Well, Turkey’s banks should still be liquid in foreign currency as they have way more foreign currency deposits than they have domestic foreign currency loans (a lot of those loans are bad, but that’s another story*). Some of that excess foreign currency funding has been invested in Turkey’s foreign currency denominated bonds, but a lot should be in liquid foreign exchange deposits—both abroad and at the central bank.

But, well, if the banks have put foreign exchange on deposit at the CBRT and the CBRT has sold the foreign exchange into the market, well, then the foreign exchange isn’t really there—the banks' foreign currency exposure to the CBRT thus starts to become a risk.

And that risk will become more acute if, as is likely, the syndicated bank loans that are coming due over the next few months aren’t rolled over—or at least aren’t rolled over at a high rate, and the banking system’s remaining liquid foreign exchange buffer is drawn down.

Right now, the banks and the central bank are basically sharing the same pool of reserves—so the loss of reserves by either banks (as external loans roll-off) or the central bank (through ongoing foreign exchange sales) hurts both. The CBRT’s FX sales thus pose an increasing risk to the banking system. That is what the balance sheet inter-linkages tell us.**

The broader issue though is that President Erdogan wanted an expansion of credit in Turkey to boost the economy. And he wanted lower rates. He certainly has gotten the increase in lending—the CBRT’s financial stability report last fall sent some rather unambiguous signals that the private banks needed to keep pace with the state banks, and those signals have been reinforced by regulatory changes that encouraged lending no matter the risk.

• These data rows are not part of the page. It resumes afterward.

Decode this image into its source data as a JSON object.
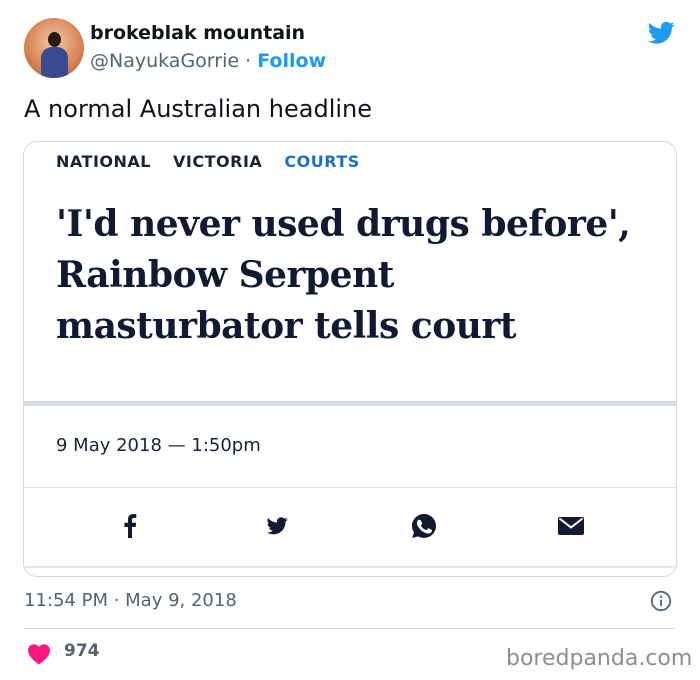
{
  "author": {
    "display_name": "brokeblak mountain",
    "handle": "@NayukaGorrie",
    "separator": "·",
    "follow_label": "Follow"
  },
  "tweet": {
    "text": "A normal Australian headline",
    "timestamp": "11:54 PM · May 9, 2018",
    "likes": "974"
  },
  "article": {
    "sections": [
      "NATIONAL",
      "VICTORIA",
      "COURTS"
    ],
    "headline_lines": [
      "'I'd never used drugs before',",
      "Rainbow Serpent",
      "masturbator tells court"
    ],
    "dateline": "9 May 2018 — 1:50pm",
    "share_icons": [
      "facebook-icon",
      "twitter-icon",
      "whatsapp-icon",
      "email-icon"
    ]
  },
  "watermark": "boredpanda.com",
  "colors": {
    "twitter_blue": "#1d9bf0",
    "heart_pink": "#f91880",
    "secondary_text": "#536471",
    "headline_navy": "#111a33",
    "section_blue": "#1f6fbf"
  }
}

Total Lira loans vs. Deposits

But increased lending in lira at relatively low rates relative to inflation is a policy mix that was consistent with a weaker lira even before the coronavirus shock.

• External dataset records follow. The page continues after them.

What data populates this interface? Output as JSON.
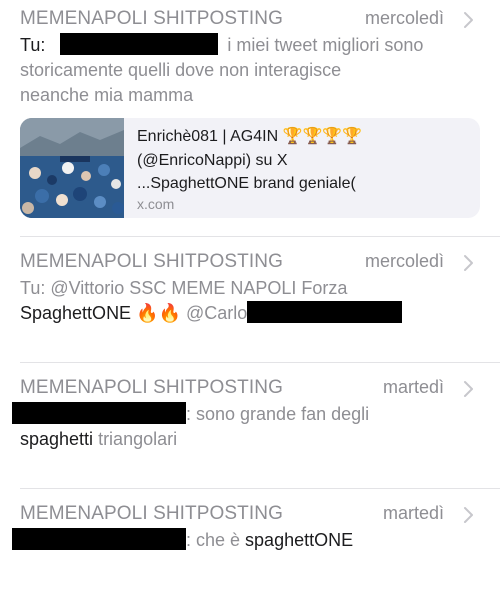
{
  "conversations": [
    {
      "sender": "MEMENAPOLI SHITPOSTING",
      "date": "mercoledì",
      "line1_prefix": "Tu:",
      "line1_rest": "i miei tweet migliori sono",
      "line2": "storicamente quelli dove non interagisce",
      "line3": "neanche mia mamma",
      "link_preview": {
        "title_line1": "Enrichè081 | AG4IN 🏆🏆🏆🏆",
        "title_line2": "(@EnricoNappi) su X",
        "description_prefix": "...",
        "description_highlight": "SpaghettONE",
        "description_rest": " brand geniale(",
        "domain": "x.com"
      }
    },
    {
      "sender": "MEMENAPOLI SHITPOSTING",
      "date": "mercoledì",
      "line1": "Tu: @Vittorio SSC MEME NAPOLI Forza",
      "line2_highlight": "SpaghettONE",
      "line2_emoji": "🔥🔥",
      "line2_rest": "@Carlo"
    },
    {
      "sender": "MEMENAPOLI SHITPOSTING",
      "date": "martedì",
      "line1_rest": ": sono grande fan degli",
      "line2_highlight": "spaghetti",
      "line2_rest": " triangolari"
    },
    {
      "sender": "MEMENAPOLI SHITPOSTING",
      "date": "martedì",
      "line1_rest": ": che è ",
      "line1_highlight": "spaghettONE"
    }
  ],
  "icons": {
    "chevron": "chevron-right-icon"
  },
  "colors": {
    "secondary": "#8e8e93",
    "primary": "#1c1c1e",
    "card_bg": "#f2f2f7",
    "separator": "#e3e3e6"
  }
}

Erdogan though hasn’t been willing to accept the consequences of his domestic policy preferences in the foreign exchange market.

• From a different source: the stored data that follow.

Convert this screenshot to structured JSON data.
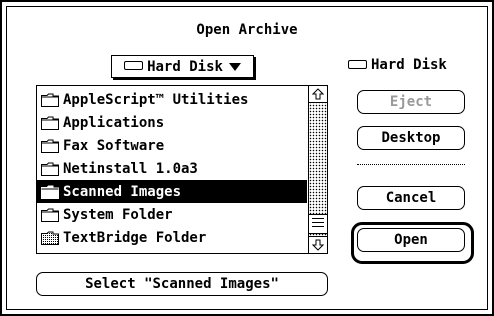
{
  "dialog": {
    "title": "Open Archive"
  },
  "location_popup": {
    "label": "Hard Disk",
    "icon": "disk-icon"
  },
  "volume": {
    "label": "Hard Disk",
    "icon": "disk-icon"
  },
  "file_list": {
    "items": [
      {
        "label": "AppleScript™ Utilities",
        "icon": "folder-icon",
        "selected": false
      },
      {
        "label": "Applications",
        "icon": "folder-icon",
        "selected": false
      },
      {
        "label": "Fax Software",
        "icon": "folder-icon",
        "selected": false
      },
      {
        "label": "Netinstall 1.0a3",
        "icon": "folder-icon",
        "selected": false
      },
      {
        "label": "Scanned Images",
        "icon": "folder-icon",
        "selected": true
      },
      {
        "label": "System Folder",
        "icon": "folder-icon",
        "selected": false
      },
      {
        "label": "TextBridge Folder",
        "icon": "shared-folder-icon",
        "selected": false
      }
    ]
  },
  "buttons": {
    "eject": "Eject",
    "desktop": "Desktop",
    "cancel": "Cancel",
    "open": "Open",
    "select": "Select \"Scanned Images\""
  }
}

In the process, Turkey has become a growing global financial risk. Neither the CBRT nor the banking system is yet out of foreign exchange. But Turkey will eventually run out on its current trajectory.

 

* The banks have a lot of foreign currency exposure to Turkey's energy companies. That large exposure now looks a bit better, as the energy companies may be able to capture some of benefits from lower natural gas prices (they were hurt by a gap between their market inputs and their regulated prices, though now they will be hurt by lower demand). The banks have a lot of foreign currency exposure to the mega-projects, including the new Istanbul airport. The government though should stand behind those loans. The banks though also have a lot of direct exposure to Turkey's construction companies. Rumor has it that the regulators have allowed a lot of rescheduling and forbearance to keep those loans from going bad, even if the banks did have to provision a bit more at end of last year. And I worry that loans to hotels may start to go bad as well, as Turkey is facing a brutal fall in tourism.

** See this IMF paper, which I think has stood the test of time. I am a bit biased though. It was an early attempt by the Fund to operationalize some of the insights in "The Volatility Machine."